When to Categorize Continuous Predictor in a Regression Model?
Research fields usually follow the practice of categorizing continuous predictor variables, and they are the same who mostly use ANOVA. They often do it through median splits, the high value above the median and the low values below the median. However; this it seems is not that good an idea, and enlisted are some of the reasons to it:
- Median tends to vary from sample to sample. This makes the categories in various samples have various meanings.
- Values on one of the side of the median are considered equivalent. Any variation within the category is ignored; and simultaneously two values sitting next to each other, on either side of the median, are considered different.
- Nothing wrong in saying that the categorization is completely arbitrary; as most of the times, a high score is not necessarily high. Upon skewing the scale, as several are don with, even a value near the low end, can be seen up in the high category.
The way out of this dilemma is to be able to conclude whether to treat an independent variable as categorical or continuous. Data analysts are empowered to find real results which otherwise they might miss, is by knowing when it is appropriate, followed with the understanding of how it will affect the interpretation of parameters.
Instances when categorizing continuous predictors in a regression model benefits:
1. General linear model & continuous or categorical predictor
Let’s understand and accept the fact that general linear model is not concerned if the predictor you used is continuous or categorical. But you as a data analyst should choose the information you need from the analysis based on the coding of the predictor. Numerical predictors are usually coded with the actual numerical values while categorical variables are often coded with dummy variables—0 or 1.
If you are not getting into the details of coding schemes, and all the values of the predictor are 0 and 1, you will not see any real information about the distance between them. There has to be only one fixed distance, i.e., the difference between 0 and 1. Model, in this case, will return a parameter estimate which in reality will give information about the response, the difference in the means of the response for the two groups.
2. Predictor with several or many numerical values
However, if the predictor has several or many numerical values, the model tends to return a parameter estimate which uses the information about the distance between the predictor values – the slope of a line. And this slope uses both, the horizontal distances as the variation in the predictor and the vertical distances as the variation in the response.
So while deciding whether to treat a predictor as continuous or categorical, ideally you are deciding how important it is to include the detailed information about the variations of values in the predictor. As mentioned earlier, median splits create arbitrary groupings which eliminate all details. Enlisted are some of the situations, not that they do not throw away details; but are less arbitrary and hence providing all the information needed:
3. Quantitative scale reflects meaningful qualitative differences
A well-tested depression scale might have meaningful cut points which reflect “non”, “mild” and “clinical” depression levels. Similarly, some quantitative variables have natural meaningful qualitative cut points. The element of age in a study of retirement planning could be one of the examples. Here, people who have attained that age of retirement and eligibility for pensions, social security and medicate; will have qualitatively different situations as compared to those who are yet to reach that age.
4. Few values of the quantitative variable
Fitting a line may not be appropriate when there are few values of the quantitative variable. Mathematically, only two values should fit a line; however, the line would be forced through both the points, reflecting the means exactly.
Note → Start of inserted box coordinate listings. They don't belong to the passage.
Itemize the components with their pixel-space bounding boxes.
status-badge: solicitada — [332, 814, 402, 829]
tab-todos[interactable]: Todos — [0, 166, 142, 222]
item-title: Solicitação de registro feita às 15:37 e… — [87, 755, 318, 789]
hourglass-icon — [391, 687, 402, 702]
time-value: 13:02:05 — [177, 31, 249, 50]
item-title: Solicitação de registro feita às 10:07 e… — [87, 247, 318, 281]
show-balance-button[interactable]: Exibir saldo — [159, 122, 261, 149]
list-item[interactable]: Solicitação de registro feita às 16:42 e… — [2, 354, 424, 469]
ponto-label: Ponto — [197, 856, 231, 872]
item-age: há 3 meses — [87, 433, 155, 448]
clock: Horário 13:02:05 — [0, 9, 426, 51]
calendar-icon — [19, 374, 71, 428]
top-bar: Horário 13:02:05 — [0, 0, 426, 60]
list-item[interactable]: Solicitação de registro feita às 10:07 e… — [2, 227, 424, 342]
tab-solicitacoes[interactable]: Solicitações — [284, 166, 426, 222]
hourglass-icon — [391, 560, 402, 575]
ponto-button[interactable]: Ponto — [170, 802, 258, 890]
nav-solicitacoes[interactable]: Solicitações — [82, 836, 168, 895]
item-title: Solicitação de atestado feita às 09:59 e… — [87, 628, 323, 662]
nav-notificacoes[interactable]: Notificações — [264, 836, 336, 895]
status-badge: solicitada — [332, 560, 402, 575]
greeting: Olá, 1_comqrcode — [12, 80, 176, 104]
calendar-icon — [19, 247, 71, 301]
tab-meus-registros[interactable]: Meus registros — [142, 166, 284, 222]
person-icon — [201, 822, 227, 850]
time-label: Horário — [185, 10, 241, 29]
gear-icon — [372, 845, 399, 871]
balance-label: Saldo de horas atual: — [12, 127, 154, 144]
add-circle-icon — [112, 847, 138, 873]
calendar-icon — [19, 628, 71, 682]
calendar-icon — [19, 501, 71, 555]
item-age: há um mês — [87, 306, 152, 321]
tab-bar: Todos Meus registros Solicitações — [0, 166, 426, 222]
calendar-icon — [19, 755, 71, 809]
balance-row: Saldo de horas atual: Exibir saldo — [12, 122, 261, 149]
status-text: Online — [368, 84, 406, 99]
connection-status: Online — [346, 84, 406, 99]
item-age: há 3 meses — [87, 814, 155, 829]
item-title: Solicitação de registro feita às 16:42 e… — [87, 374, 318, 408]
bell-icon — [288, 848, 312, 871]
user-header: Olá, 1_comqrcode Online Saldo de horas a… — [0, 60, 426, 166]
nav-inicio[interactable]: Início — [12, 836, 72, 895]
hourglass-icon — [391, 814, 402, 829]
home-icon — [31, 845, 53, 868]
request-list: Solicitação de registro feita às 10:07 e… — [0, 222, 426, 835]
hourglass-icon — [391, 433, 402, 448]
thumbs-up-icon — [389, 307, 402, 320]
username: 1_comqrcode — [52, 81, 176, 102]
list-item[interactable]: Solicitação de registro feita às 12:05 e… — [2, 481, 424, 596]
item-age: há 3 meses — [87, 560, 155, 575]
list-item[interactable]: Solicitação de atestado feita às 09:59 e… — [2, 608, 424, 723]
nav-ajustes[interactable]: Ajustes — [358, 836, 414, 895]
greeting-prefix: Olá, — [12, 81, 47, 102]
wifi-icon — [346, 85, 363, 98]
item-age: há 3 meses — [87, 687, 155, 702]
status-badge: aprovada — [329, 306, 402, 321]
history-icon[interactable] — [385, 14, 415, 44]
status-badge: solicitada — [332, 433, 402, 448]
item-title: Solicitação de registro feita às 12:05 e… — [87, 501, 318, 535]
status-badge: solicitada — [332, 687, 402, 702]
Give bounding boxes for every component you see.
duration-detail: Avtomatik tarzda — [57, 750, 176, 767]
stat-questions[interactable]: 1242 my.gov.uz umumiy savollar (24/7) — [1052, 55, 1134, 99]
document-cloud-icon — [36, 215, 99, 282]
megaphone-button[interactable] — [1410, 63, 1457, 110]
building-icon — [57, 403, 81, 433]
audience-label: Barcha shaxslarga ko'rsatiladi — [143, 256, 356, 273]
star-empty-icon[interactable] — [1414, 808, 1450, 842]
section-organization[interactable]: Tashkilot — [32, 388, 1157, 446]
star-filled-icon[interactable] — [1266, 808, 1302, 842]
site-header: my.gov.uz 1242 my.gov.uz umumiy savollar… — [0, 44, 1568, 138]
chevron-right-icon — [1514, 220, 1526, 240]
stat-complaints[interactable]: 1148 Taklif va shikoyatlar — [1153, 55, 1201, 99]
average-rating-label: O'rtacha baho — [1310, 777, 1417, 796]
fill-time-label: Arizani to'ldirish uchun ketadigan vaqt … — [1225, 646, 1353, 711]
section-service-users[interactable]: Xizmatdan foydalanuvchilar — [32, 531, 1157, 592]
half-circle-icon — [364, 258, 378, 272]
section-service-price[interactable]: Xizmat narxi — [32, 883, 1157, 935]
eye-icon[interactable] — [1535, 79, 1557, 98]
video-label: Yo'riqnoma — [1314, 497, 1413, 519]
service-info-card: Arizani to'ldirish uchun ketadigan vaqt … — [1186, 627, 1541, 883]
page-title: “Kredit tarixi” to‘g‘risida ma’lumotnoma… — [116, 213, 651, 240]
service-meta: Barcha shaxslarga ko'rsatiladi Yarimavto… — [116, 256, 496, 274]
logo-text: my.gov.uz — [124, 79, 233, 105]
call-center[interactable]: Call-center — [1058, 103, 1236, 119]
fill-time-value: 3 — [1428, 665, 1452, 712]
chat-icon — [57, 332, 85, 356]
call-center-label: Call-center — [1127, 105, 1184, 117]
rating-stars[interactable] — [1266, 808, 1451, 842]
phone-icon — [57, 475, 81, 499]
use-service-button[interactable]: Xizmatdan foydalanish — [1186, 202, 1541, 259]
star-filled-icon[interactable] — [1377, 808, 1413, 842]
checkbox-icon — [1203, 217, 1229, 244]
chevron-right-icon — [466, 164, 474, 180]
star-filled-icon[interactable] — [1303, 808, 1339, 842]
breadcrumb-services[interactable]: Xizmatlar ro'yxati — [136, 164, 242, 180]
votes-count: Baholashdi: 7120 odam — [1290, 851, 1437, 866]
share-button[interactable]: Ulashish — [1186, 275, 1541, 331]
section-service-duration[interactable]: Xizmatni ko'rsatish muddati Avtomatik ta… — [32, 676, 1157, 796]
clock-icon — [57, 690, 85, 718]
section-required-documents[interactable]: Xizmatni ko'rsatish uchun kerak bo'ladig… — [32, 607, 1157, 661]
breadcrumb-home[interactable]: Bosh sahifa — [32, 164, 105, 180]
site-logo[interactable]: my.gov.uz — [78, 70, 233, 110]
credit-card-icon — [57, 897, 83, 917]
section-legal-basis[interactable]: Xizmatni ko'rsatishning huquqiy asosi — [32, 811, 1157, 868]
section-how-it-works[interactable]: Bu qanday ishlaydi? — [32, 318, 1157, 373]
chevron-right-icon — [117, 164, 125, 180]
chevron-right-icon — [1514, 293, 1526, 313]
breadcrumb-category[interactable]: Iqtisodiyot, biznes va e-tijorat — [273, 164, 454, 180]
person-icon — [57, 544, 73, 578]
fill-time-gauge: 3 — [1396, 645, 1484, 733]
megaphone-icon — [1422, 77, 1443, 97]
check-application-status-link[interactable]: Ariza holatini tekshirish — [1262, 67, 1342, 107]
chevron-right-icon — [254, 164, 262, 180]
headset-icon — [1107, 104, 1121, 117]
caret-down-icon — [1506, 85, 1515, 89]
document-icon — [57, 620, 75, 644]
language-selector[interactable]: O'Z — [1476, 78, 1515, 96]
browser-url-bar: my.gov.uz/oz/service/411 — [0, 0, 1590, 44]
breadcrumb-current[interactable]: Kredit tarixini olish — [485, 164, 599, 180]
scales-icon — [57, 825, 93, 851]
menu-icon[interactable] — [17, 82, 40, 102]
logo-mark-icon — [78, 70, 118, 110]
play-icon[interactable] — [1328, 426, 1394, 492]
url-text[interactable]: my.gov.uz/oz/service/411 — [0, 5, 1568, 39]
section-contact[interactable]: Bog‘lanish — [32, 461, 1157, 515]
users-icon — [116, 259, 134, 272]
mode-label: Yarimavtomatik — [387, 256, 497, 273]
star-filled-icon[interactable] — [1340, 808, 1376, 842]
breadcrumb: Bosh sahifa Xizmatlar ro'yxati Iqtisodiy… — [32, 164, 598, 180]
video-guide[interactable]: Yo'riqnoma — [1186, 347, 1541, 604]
So as per above example, if that retirement study is of comparing workers at age 35 to those with the age of 55, the line will is unlikely going to be a true representation of the real relationship. It will be advisable to compare the means of these qualitative different groups. 3 points are better than 2, and if the study included ages between 35 and 55; fitting a line would certainly highlight more information.
5. Non-linear relationship
Considering 5 or 6 values of the predictor to be continuous is fine if they follow a line. But if they aren’t, it can be much more straightforward. It is an opportunity for you to learn more about the relationship between the variables by looking at which all variables are higher than others. It certainly helps and not putting efforts and wasting time in fitting a complicated non-linear model.
Considering the same retirement age example, there is data for workers aged 30, 35, 40, 45, 50, and 55; and the first four ages have the similar mean amount of retirement planning. But at age 50 it starts to go up and at 55 it jumps unexpectedly higher. One way to handle this would be to fit some sort of exponential model or step function. The second one could be to consider age as categorical, and see at which age the planning increased. Though this approach does not use all the information in the data, it certainly answers some research questions more directly.
Analysts should not categorize a variable just to fit into the analysis they are comfortable doing, instead, they should do it as it helps them understand the real relationship between their variables.